Que êxtase de gratidão por ter “conhecido” Clarice Lispector! Conheci-a através da famosa entrevista que ela concedeu pouco tempo antes de morrer, em 1977, ao jornalista Junio Lerner. Em suas poucas palavras, pareceu-me sempre restar um “algo mais” muito mais profundo que Clarice parecia querer dizer, um incomunicável que se vive e não se fala. Contrastando com isso, tem a irritante e insuportável categoria do jornalista que a inquire a todo instante com um “por que”, quer retirar de Clarice o “conceito” e a “explicação”, e a escritora se recusa a participar desse jogo de discurso previsível. Pena que Lerner não tenha percebido que a dimensão do diálogo a que Clarice parecia estar aberta não era a do diálogo coerente moldado pelos corrimões do raciocínio.

Assim, a partir dessa entrevista busquei conhecer um pouco da obra da escritora, e como critério, parti não da sua obra mais conhecida e famosa, mas sim das mais periféricas. Ora, o que me chamou profundamente a atenção assistindo à entrevista da Clarice, em primeiro instante, foi justamente a sua relação com a linguagem que parece ser sempre insuficiente para conseguir dizer o que se vive e experiencia: Clarice parece travar uma luta com a linguagem. De tal modo as obras mais periféricas possivelmente seriam as que teriam mais “conteúdos” ocultos nas entrelinhas, dado que uma obra literária dificilmente vem a se tornar famosa se se exige para sua “compreensão” um distanciamento da lógica da linguagem, sem perder a própria linguagem, e consequentemente, dificilmente chega a vingar para um público amplo. Em suma: “A hora da estrela” foi a obra que escolhi de Clarice para não ler, talvez em outro momento.

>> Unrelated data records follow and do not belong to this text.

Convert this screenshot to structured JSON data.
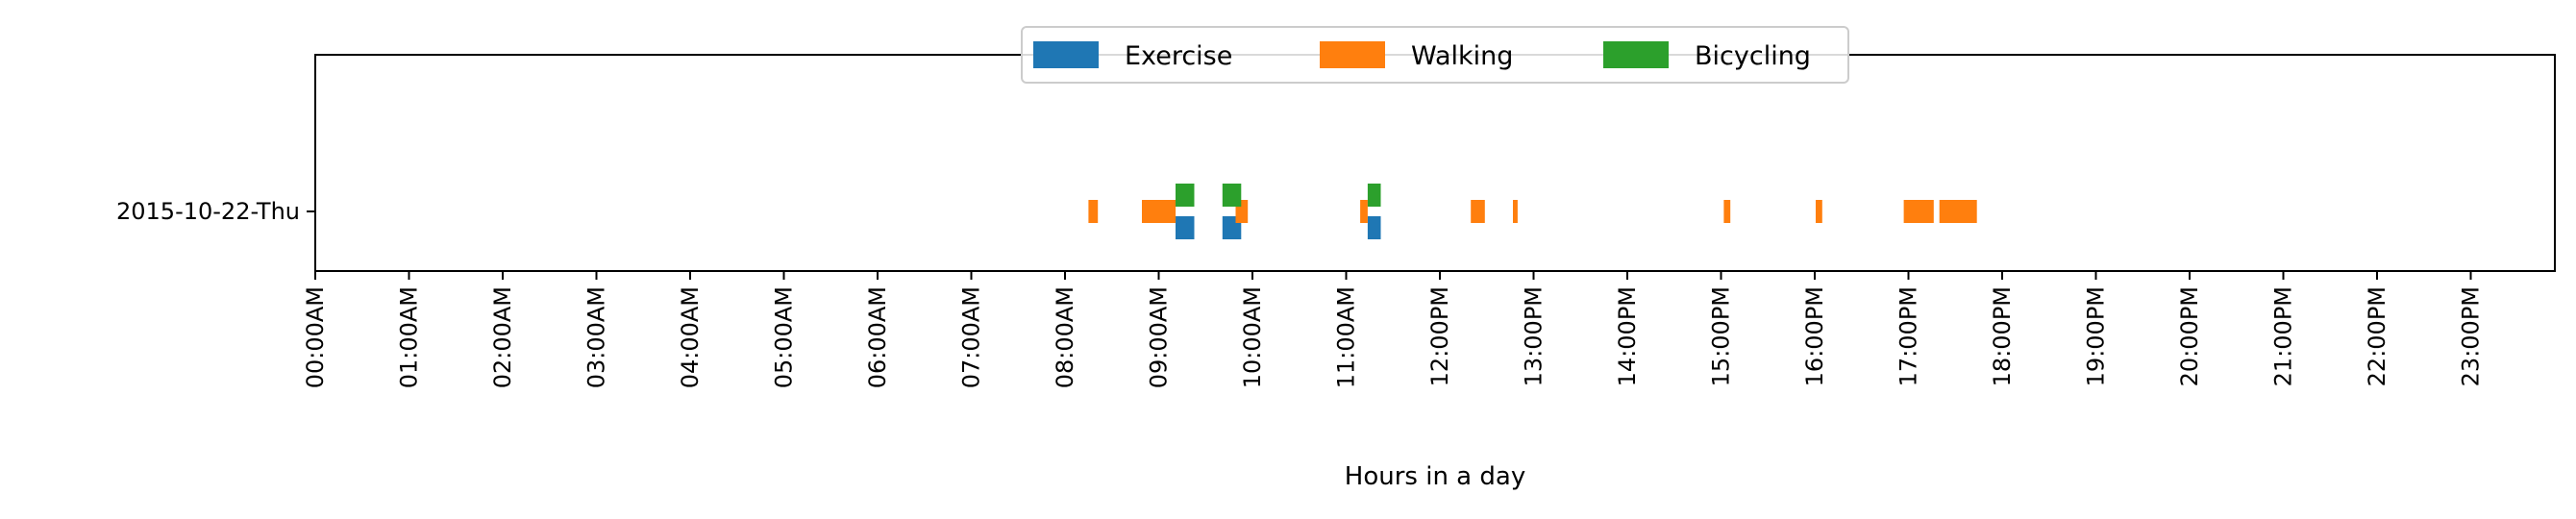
{
  "chart_data": {
    "type": "bar",
    "orientation": "horizontal-timeline",
    "title": "",
    "xlabel": "Hours in a day",
    "ylabel": "",
    "xlim": [
      0,
      24
    ],
    "categories": [
      "2015-10-22-Thu"
    ],
    "x_ticks": [
      {
        "hour": 0,
        "label": "00:00AM"
      },
      {
        "hour": 1,
        "label": "01:00AM"
      },
      {
        "hour": 2,
        "label": "02:00AM"
      },
      {
        "hour": 3,
        "label": "03:00AM"
      },
      {
        "hour": 4,
        "label": "04:00AM"
      },
      {
        "hour": 5,
        "label": "05:00AM"
      },
      {
        "hour": 6,
        "label": "06:00AM"
      },
      {
        "hour": 7,
        "label": "07:00AM"
      },
      {
        "hour": 8,
        "label": "08:00AM"
      },
      {
        "hour": 9,
        "label": "09:00AM"
      },
      {
        "hour": 10,
        "label": "10:00AM"
      },
      {
        "hour": 11,
        "label": "11:00AM"
      },
      {
        "hour": 12,
        "label": "12:00PM"
      },
      {
        "hour": 13,
        "label": "13:00PM"
      },
      {
        "hour": 14,
        "label": "14:00PM"
      },
      {
        "hour": 15,
        "label": "15:00PM"
      },
      {
        "hour": 16,
        "label": "16:00PM"
      },
      {
        "hour": 17,
        "label": "17:00PM"
      },
      {
        "hour": 18,
        "label": "18:00PM"
      },
      {
        "hour": 19,
        "label": "19:00PM"
      },
      {
        "hour": 20,
        "label": "20:00PM"
      },
      {
        "hour": 21,
        "label": "21:00PM"
      },
      {
        "hour": 22,
        "label": "22:00PM"
      },
      {
        "hour": 23,
        "label": "23:00PM"
      }
    ],
    "grid": false,
    "legend": {
      "placement": "top-center",
      "columns": 3
    },
    "series": [
      {
        "name": "Exercise",
        "color": "#1f77b4",
        "lane": "below",
        "intervals": [
          [
            9.18,
            9.38
          ],
          [
            9.68,
            9.88
          ],
          [
            11.23,
            11.37
          ]
        ]
      },
      {
        "name": "Walking",
        "color": "#ff7f0e",
        "lane": "center",
        "intervals": [
          [
            8.25,
            8.35
          ],
          [
            8.82,
            9.18
          ],
          [
            9.82,
            9.95
          ],
          [
            11.15,
            11.23
          ],
          [
            12.33,
            12.48
          ],
          [
            12.78,
            12.83
          ],
          [
            15.03,
            15.1
          ],
          [
            16.01,
            16.08
          ],
          [
            16.95,
            17.27
          ],
          [
            17.33,
            17.73
          ]
        ]
      },
      {
        "name": "Bicycling",
        "color": "#2ca02c",
        "lane": "above",
        "intervals": [
          [
            9.18,
            9.38
          ],
          [
            9.68,
            9.88
          ],
          [
            11.23,
            11.37
          ]
        ]
      }
    ]
  }
}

Li dois “pequenos” livrinhos da autora que certamente ficarão grafados na carne. Perto do coração selvagem e Um sopro de vida: pulsações. A primeira é obra da juventude de Clarice, a segunda uma publicação póstuma. Ambas me deixaram maravilhado: duas das obras escritas mais “verdadeiramente” possível, na medida em que o discurso literário é antes um mostrar-se do devir enquanto fluxo. Através delas experienciei uma leitura que foi mais um estar-junto-presenciando-a-vida-das-personagens do que uma leitura onde se junta frases para se construir um sentido: o que a autora quis dizer? – Certamente essa não é uma pergunta que se faz a Clarice nessas duas obras.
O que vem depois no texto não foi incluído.